In my experience it is always important to ensure an adequate fourth ventricle CSF outflow when performing a cranio-cervical decompression for Chiari malformation. If necessary by means of a 4th ventricular-subarachnoid or 4th ventricular-pleural shunt. Usually this leads to collaps of the syrinx. When symptoms or syrinx persist despite foramen magnum decompression, additional radiological investigations, including 3D-CISS and 4D-PC sequences, should be performed to study cranio-cervical CSF movement. Only then an informed decision can be made whether additional surgery is advisable, and if so, which procedure would be most indicated.
Nowadays, a syrinx shunt should be a last resort measure only as any surgical procedure obviating the need of a myelotomy is far preferable. Especially the example in figure 2 shows a cervical syrinx which certainly isn't an easy/safe target for a syrinx shunt!

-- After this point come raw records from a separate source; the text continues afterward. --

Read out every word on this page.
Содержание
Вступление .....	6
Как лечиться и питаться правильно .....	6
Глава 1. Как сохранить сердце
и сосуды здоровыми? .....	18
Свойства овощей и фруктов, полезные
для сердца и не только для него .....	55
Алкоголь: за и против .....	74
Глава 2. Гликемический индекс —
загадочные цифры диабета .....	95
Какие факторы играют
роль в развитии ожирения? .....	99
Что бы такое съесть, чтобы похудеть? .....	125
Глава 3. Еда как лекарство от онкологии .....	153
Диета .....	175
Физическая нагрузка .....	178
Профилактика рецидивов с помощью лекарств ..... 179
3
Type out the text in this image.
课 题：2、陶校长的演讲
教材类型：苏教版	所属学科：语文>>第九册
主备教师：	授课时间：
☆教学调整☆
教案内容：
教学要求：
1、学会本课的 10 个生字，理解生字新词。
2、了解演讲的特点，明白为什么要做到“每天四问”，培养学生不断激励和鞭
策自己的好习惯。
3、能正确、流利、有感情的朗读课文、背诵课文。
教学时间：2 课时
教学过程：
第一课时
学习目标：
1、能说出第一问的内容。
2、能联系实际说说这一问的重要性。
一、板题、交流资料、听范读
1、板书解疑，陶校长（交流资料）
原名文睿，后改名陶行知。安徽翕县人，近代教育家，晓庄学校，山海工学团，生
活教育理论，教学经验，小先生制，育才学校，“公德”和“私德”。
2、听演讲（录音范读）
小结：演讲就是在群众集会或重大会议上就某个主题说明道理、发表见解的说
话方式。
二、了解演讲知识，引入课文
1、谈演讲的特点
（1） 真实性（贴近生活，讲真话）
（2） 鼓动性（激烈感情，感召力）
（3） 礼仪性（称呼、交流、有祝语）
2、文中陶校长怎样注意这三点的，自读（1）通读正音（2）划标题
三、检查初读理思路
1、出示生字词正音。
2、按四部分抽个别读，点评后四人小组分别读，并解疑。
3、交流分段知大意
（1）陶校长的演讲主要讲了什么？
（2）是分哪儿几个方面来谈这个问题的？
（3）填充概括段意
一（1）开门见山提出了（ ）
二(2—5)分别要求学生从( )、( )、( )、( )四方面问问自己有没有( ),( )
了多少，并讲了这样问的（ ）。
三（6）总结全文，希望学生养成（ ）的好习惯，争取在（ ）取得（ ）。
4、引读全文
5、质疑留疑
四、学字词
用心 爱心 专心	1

Finally, the generic neurosurgical treatment pathway in Chiari 2 malformation in figure 5 states that foramen magnum decompression is indicated in the presence of symptoms due to CM2, but I would like to emphasize that the foramen magnum typically is unusually large in CM 2, contrary to CM1, due to its embryological genesis, and that the procedure of choice is actually a cervical laminectomy down to the level of the normal spinal cord, i.e. past the lowest limit of the descending tonsils and medullary 'kink'. At the level C1 one quite often finds a constrictive fibrous dural band which should be released. A foramen magnum decompression may actually be quite dangerous as the posterior fossa is very small, with the tentorium at a very steep angle causing the confluens sinuum/torcular to be dangerously close to the posterior rim of the foramen magnum.